Wicks, supra, 503 Pa. at 621-622, 470 A.2d at 90 (citations omitted). In Wicks, the court determined that the complaint was sufficient to withstand a demurrer, because it averred in general terms that the corporate officers knew that the terrain of Monroe Acres would lead to drainage problems and that they had allowed the home construction and sale to proceed despite this knowledge. "Under Pa.R.C.P. 1019(a) the plaintiff need only plead ultimate facts; evidentiary facts need not be set forth in the complaint . . . This complaint, while bare of evidentiary facts, when read as a whole, does state ultimate facts on which the appellants depend to show Miller, Cook and Zollers' liability, in the most general terms." Id. (citations omitted) (emphasis added).

We find that the instant case is indistinguishable from Wicks and therefore, we reverse the trial court's order sustaining appellee's preliminary objections. Based upon our reading of the trial court's opinion in this case, it appears that the trial court believed that appellants had failed to state a cause of action because appellants had not pleaded more specific facts concerning the participation of the appellee in the injury-producing conduct. Trial Court Op. at 3-4. We do not agree. The injury-producing conduct in this case consisted of a company policy of charging a settlement fee and a disbursement fee when selling a policy of title insurance. Although appellants did not include facts concerning the time, place, or manner in which

[ 370 Pa. Super. Page 103]

    the appellee allegedly established this company policy, the appellants did allege the ultimate fact that appellee set this fee policy himself. As a result, appellants should not have been put out of court.*fn7 In reaching our conclusion in this case, we are cognizant of the strict standard that has been established for sustaining a demurrer.

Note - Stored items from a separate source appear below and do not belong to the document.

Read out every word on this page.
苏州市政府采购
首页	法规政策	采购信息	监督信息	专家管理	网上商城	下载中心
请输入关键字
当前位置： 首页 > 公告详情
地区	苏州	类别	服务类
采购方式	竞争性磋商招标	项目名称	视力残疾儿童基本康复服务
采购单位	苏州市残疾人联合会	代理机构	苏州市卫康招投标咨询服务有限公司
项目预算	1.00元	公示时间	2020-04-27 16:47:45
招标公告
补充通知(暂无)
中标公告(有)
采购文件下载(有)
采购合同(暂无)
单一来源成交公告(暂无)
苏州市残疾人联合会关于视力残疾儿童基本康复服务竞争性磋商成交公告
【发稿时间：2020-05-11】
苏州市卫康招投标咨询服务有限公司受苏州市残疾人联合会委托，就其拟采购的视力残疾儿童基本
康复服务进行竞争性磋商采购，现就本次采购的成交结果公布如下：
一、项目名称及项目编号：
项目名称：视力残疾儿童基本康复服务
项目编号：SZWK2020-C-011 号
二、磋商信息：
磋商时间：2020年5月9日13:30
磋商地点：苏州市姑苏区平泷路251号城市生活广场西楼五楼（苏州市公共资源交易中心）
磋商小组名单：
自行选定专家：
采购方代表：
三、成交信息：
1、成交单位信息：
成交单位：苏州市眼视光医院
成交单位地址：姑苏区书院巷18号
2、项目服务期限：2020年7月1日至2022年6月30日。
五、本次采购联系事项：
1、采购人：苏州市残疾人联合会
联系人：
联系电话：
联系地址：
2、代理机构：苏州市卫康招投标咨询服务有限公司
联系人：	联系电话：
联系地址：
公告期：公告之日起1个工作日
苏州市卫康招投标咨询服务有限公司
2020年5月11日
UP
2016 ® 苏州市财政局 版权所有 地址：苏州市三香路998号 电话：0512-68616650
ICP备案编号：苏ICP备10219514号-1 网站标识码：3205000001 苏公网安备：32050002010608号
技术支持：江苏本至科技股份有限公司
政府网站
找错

The law of Pennsylvania has long recognized that a corporate officer who participates in wrongful, injury-producing conduct can be personally liable. Chester-Cambridge Bank & Trust Co. v. Rhodes, 346 Pa. 427, 31 A.2d 128 (1943); Amabile v. Auto Kleen Car Wash, 249 Pa. Super. 240, 376 A.2d 247 (1977). See also Shonberger v. Oswell, 365 Pa. Super. 481, 530 A.2d 112 (1987); Bank of Landisburg v. Burruss, 362 Pa. Super. 317, 524 A.2d 896 (1987). In Donsco, Inc. v. Casper Corp., 587 F.2d 602 (3d Cir. 1978), the court recognized that a corporate president could be held individually liable under the participation theory for acts of unfair competition which he personally committed. If there is positive proof that the appellee in the case at bar has personally engaged in conduct which constitutes an unfair and deceptive trade practice, it is possible that he may properly be held liable for his actions under the Unfair Trade Practices and Consumer Protection Law. See Kaites v. Dept. of Environmental Resources, 108 Pa. Commw. 267, 529 A.2d 1148 (1987) (Public interest requires specific evidence of acts of intentional neglect or misconduct before imposing individual liability on corporate officer for abating a public nuisance under The Clean Streams Law or the Coal Refuse Disposal Control Act.)*fn8

[ 370 Pa. Super. Page 104]

Accordingly, we reverse the order of the trial court and remand for further proceedings. Panel jurisdiction is relinquished, jurisdiction of the court is retained.

Disposition

Accordingly, we reverse the order of the trial court and remand for further proceedings. Panel jurisdiction is relinquished, jurisdiction of the court is retained.